- Centuries:: 14th; 15th; 16th; 17th; 18th;
- Decades:: 1530s; 1540s; 1550s; 1560s; 1570s;
- See also:: Other events of 1557 List of years in Ireland

= 1557 in Ireland =

Events from the year 1557 in Ireland.

==Incumbent==
- Monarch: Mary I

==Events==
- June 1 - July 2: the Parliament of Ireland, meeting in Dublin, passes acts confirming the creation of King's County (now County Offaly) and Queen's County (now County Laois) with their respective county towns of Philipstown and Maryborough; repeals statutes directed against the Roman Catholic Church; declares the monarchy of Ireland to rest in Mary I of England; and acknowledges the monarch's right to amend legislative proposals.
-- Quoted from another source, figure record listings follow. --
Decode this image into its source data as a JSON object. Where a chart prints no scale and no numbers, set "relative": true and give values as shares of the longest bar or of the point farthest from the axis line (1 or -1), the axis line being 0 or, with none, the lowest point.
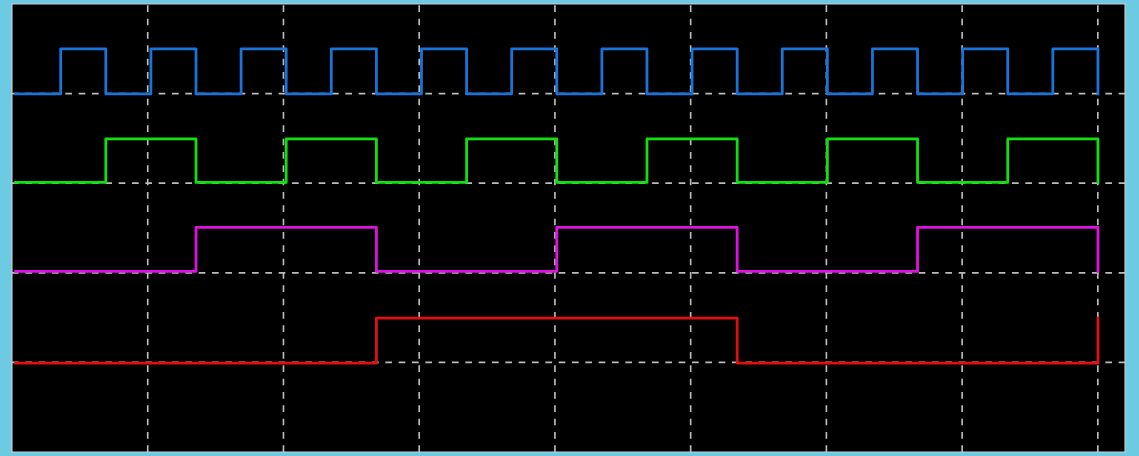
{
  "chart_data": {
    "type": "step",
    "relative": true,
    "grid": true,
    "marker": "none",
    "line_style": "solid",
    "legend": false,
    "categories": [
      null,
      null,
      null,
      null,
      null,
      null,
      null,
      null,
      null,
      null,
      null,
      null,
      null,
      null,
      null,
      null,
      null,
      null,
      null,
      null,
      null,
      null,
      null,
      null,
      null
    ],
    "series": [
      {
        "color": "#1a73d9",
        "values": [
          0.857,
          1,
          0.857,
          1,
          0.857,
          1,
          0.857,
          1,
          0.857,
          1,
          0.857,
          1,
          0.857,
          1,
          0.857,
          1,
          0.857,
          1,
          0.857,
          1,
          0.857,
          1,
          0.857,
          1,
          0.857
        ]
      },
      {
        "color": "#10e010",
        "values": [
          0.575,
          0.575,
          0.714,
          0.714,
          0.575,
          0.575,
          0.714,
          0.714,
          0.575,
          0.575,
          0.714,
          0.714,
          0.575,
          0.575,
          0.714,
          0.714,
          0.575,
          0.575,
          0.714,
          0.714,
          0.575,
          0.575,
          0.714,
          0.714,
          0.575
        ]
      },
      {
        "color": "#e010e0",
        "values": [
          0.292,
          0.292,
          0.292,
          0.292,
          0.432,
          0.432,
          0.432,
          0.432,
          0.292,
          0.292,
          0.292,
          0.292,
          0.432,
          0.432,
          0.432,
          0.432,
          0.292,
          0.292,
          0.292,
          0.292,
          0.432,
          0.432,
          0.432,
          0.432,
          0.292
        ]
      },
      {
        "color": "#e01010",
        "values": [
          0,
          0,
          0,
          0,
          0,
          0,
          0,
          0,
          0.143,
          0.143,
          0.143,
          0.143,
          0.143,
          0.143,
          0.143,
          0.143,
          0,
          0,
          0,
          0,
          0,
          0,
          0,
          0,
          0.143
        ]
      }
    ]
  }
}
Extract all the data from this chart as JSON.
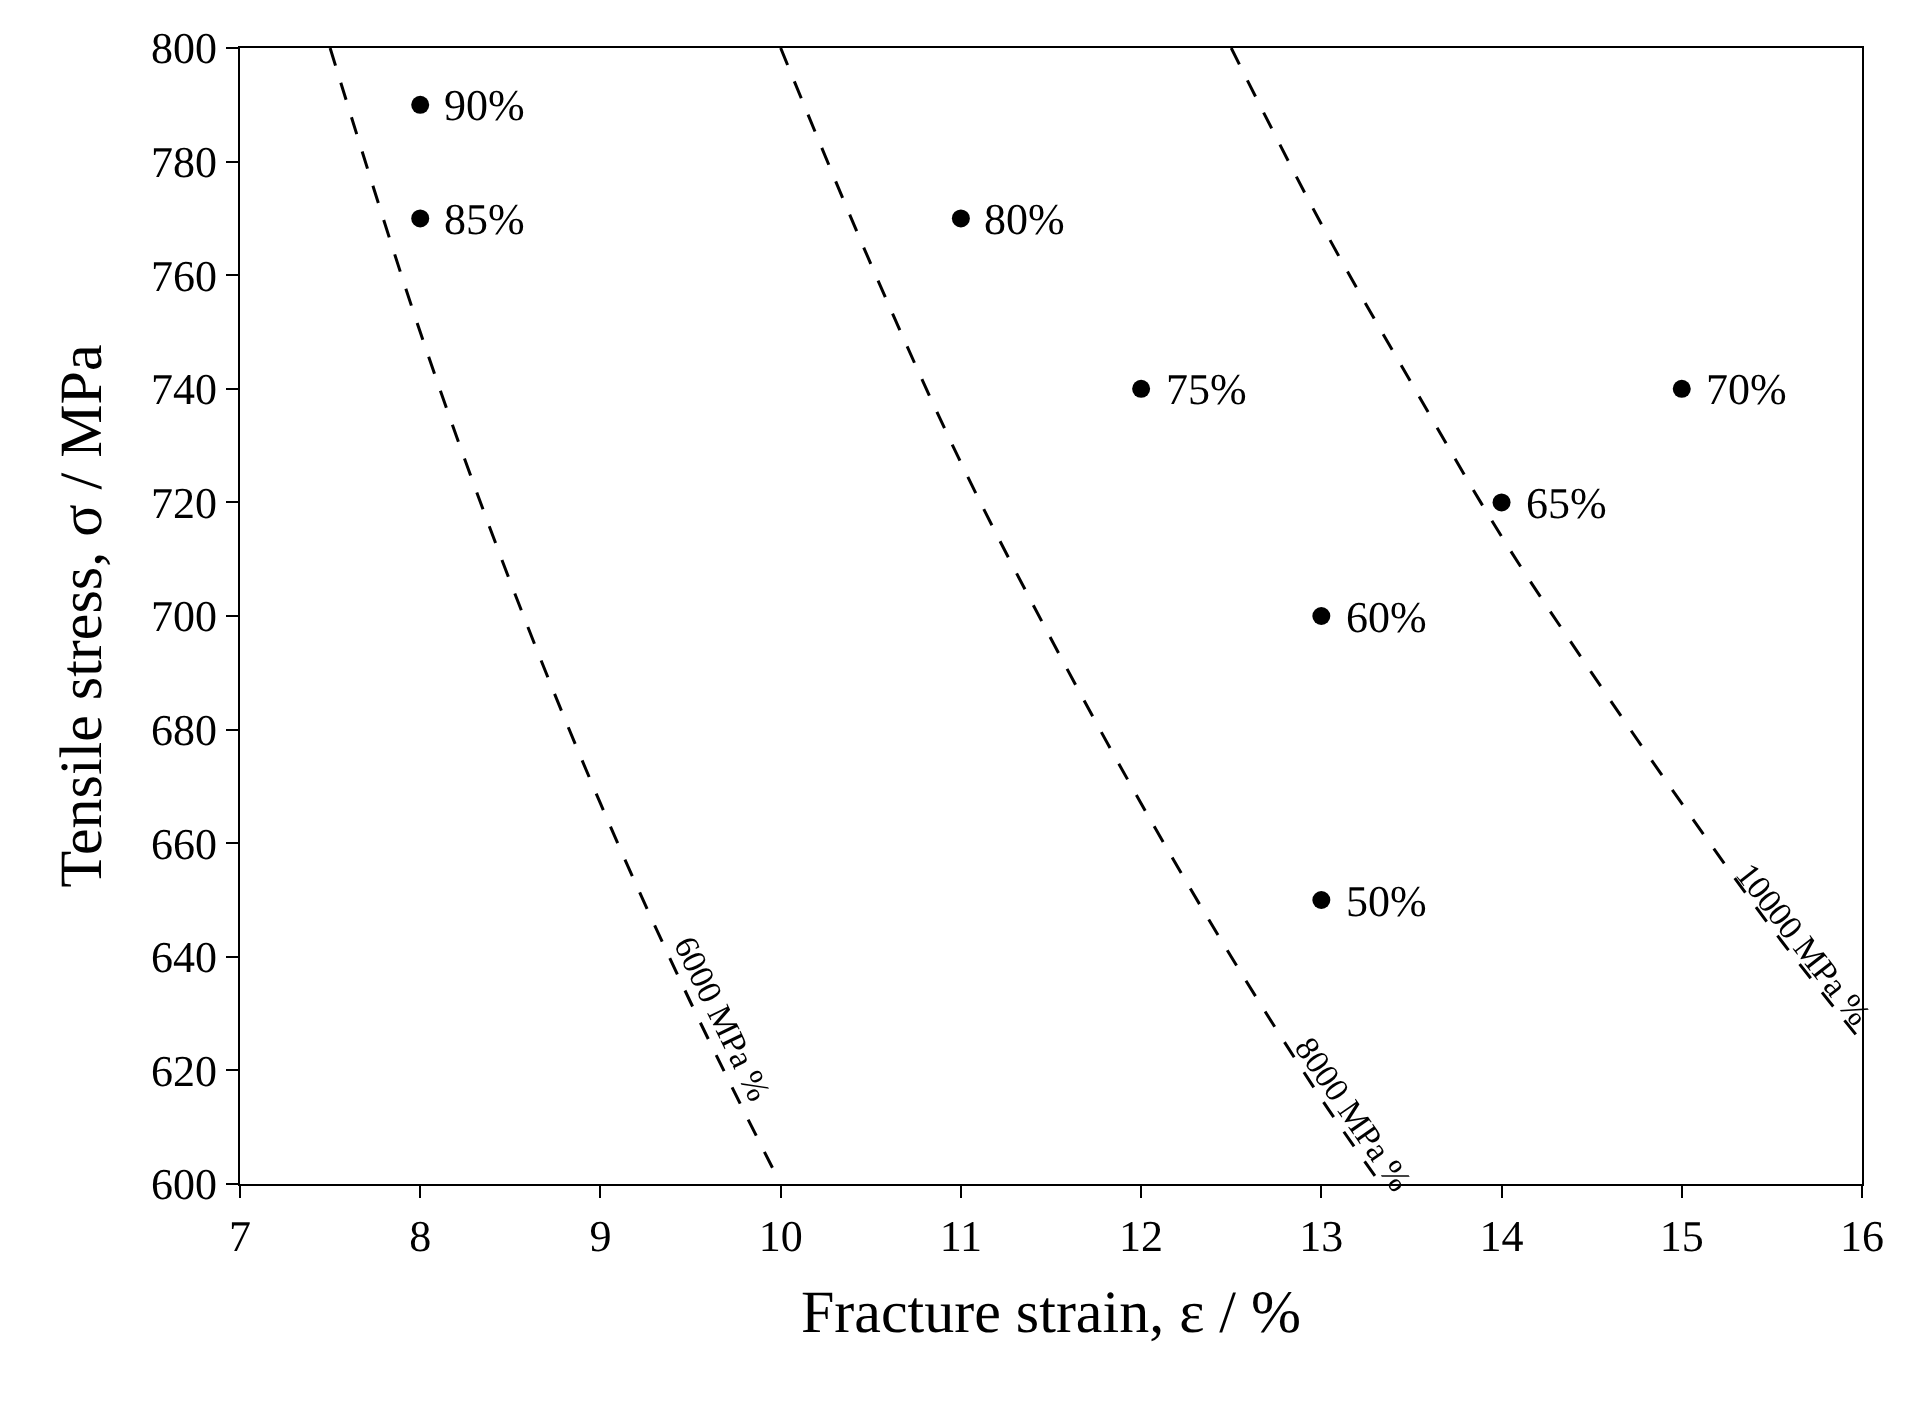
{
  "chart_data": {
    "type": "scatter",
    "xlabel": "Fracture strain, ε / %",
    "ylabel": "Tensile stress, σ / MPa",
    "xlim": [
      7,
      16
    ],
    "xticks": [
      7,
      8,
      9,
      10,
      11,
      12,
      13,
      14,
      15,
      16
    ],
    "ylim": [
      600,
      800
    ],
    "yticks": [
      600,
      620,
      640,
      660,
      680,
      700,
      720,
      740,
      760,
      780,
      800
    ],
    "legend": false,
    "marker": "circle",
    "series": [
      {
        "color": "#000000",
        "x": [
          8,
          8,
          11,
          12,
          15,
          14,
          13,
          13
        ],
        "values": [
          790,
          770,
          770,
          740,
          740,
          720,
          700,
          650
        ]
      },
      {
        "type": "line",
        "name": "6000 MPa %",
        "color": "#000000",
        "line_style": "dashed",
        "marker": "none",
        "x": [
          7.5,
          8,
          8.5,
          9,
          9.5,
          10
        ],
        "values": [
          800,
          750,
          706,
          667,
          632,
          600
        ]
      },
      {
        "type": "line",
        "name": "8000 MPa %",
        "color": "#000000",
        "line_style": "dashed",
        "marker": "none",
        "x": [
          10,
          10.5,
          11,
          11.5,
          12,
          12.5,
          13,
          13.33
        ],
        "values": [
          800,
          762,
          727,
          696,
          667,
          640,
          615,
          600
        ]
      },
      {
        "type": "line",
        "name": "10000 MPa %",
        "color": "#000000",
        "line_style": "dashed",
        "marker": "none",
        "x": [
          12.5,
          13,
          13.5,
          14,
          14.5,
          15,
          15.5,
          16
        ],
        "values": [
          800,
          769,
          741,
          714,
          690,
          667,
          645,
          625
        ]
      }
    ],
    "annotations": [
      {
        "text": "90%",
        "x": 8,
        "y": 790
      },
      {
        "text": "85%",
        "x": 8,
        "y": 770
      },
      {
        "text": "80%",
        "x": 11,
        "y": 770
      },
      {
        "text": "75%",
        "x": 12,
        "y": 740
      },
      {
        "text": "70%",
        "x": 15,
        "y": 740
      },
      {
        "text": "65%",
        "x": 14,
        "y": 720
      },
      {
        "text": "60%",
        "x": 13,
        "y": 700
      },
      {
        "text": "50%",
        "x": 13,
        "y": 650
      }
    ]
  }
}
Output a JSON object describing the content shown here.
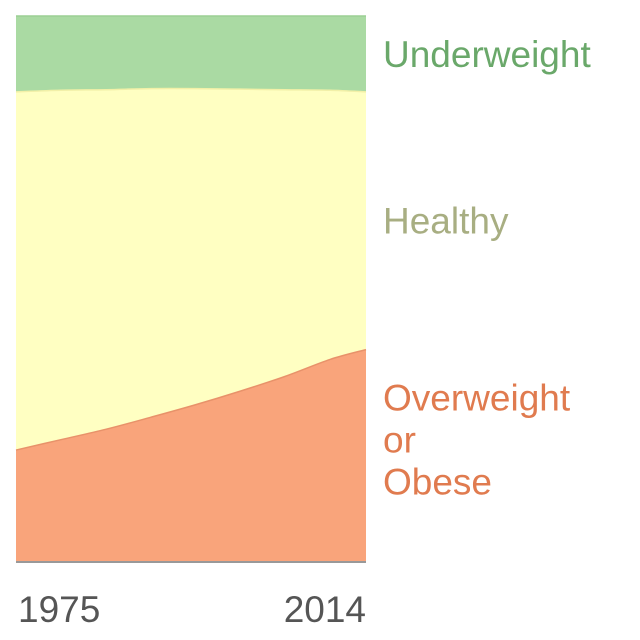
{
  "chart_data": {
    "type": "area",
    "stacked": true,
    "normalized": true,
    "x": [
      1975,
      1980,
      1985,
      1990,
      1995,
      2000,
      2005,
      2010,
      2014
    ],
    "x_tick_labels": [
      "1975",
      "2014"
    ],
    "series": [
      {
        "name": "Overweight or Obese",
        "label_lines": [
          "Overweight",
          "or",
          "Obese"
        ],
        "values": [
          20.5,
          22.4,
          24.3,
          26.5,
          28.8,
          31.3,
          34.0,
          37.1,
          38.9
        ],
        "color": "#f9a47b",
        "label_color": "#e07b4f"
      },
      {
        "name": "Healthy",
        "label_lines": [
          "Healthy"
        ],
        "values": [
          65.6,
          64.0,
          62.2,
          60.2,
          57.9,
          55.3,
          52.5,
          49.3,
          47.2
        ],
        "color": "#ffffc2",
        "label_color": "#a8ae82"
      },
      {
        "name": "Underweight",
        "label_lines": [
          "Underweight"
        ],
        "values": [
          13.9,
          13.6,
          13.5,
          13.3,
          13.3,
          13.4,
          13.5,
          13.6,
          13.9
        ],
        "color": "#aadaa3",
        "label_color": "#6aa86a"
      }
    ],
    "ylim": [
      0,
      100
    ],
    "grid": false,
    "legend": "right, labels placed beside each band"
  }
}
James Stanihurst is Speaker of the Irish House of Commons.
- July 10 - July 19: Thomas Radclyffe (newly succeeded as Earl of Sussex), Lord Deputy of Ireland, campaigns against the O'Connors of Offaly.
- October 24 - October 28: the Earl of Sussex, Lord Deputy of Ireland, campaigns against Shane O'Neill, burning Armagh on 27 October.
- Shane O'Neill invades Tyrconnell but is surprised and defeated by Calvagh O'Donnell at the Battle of Binnion Hill.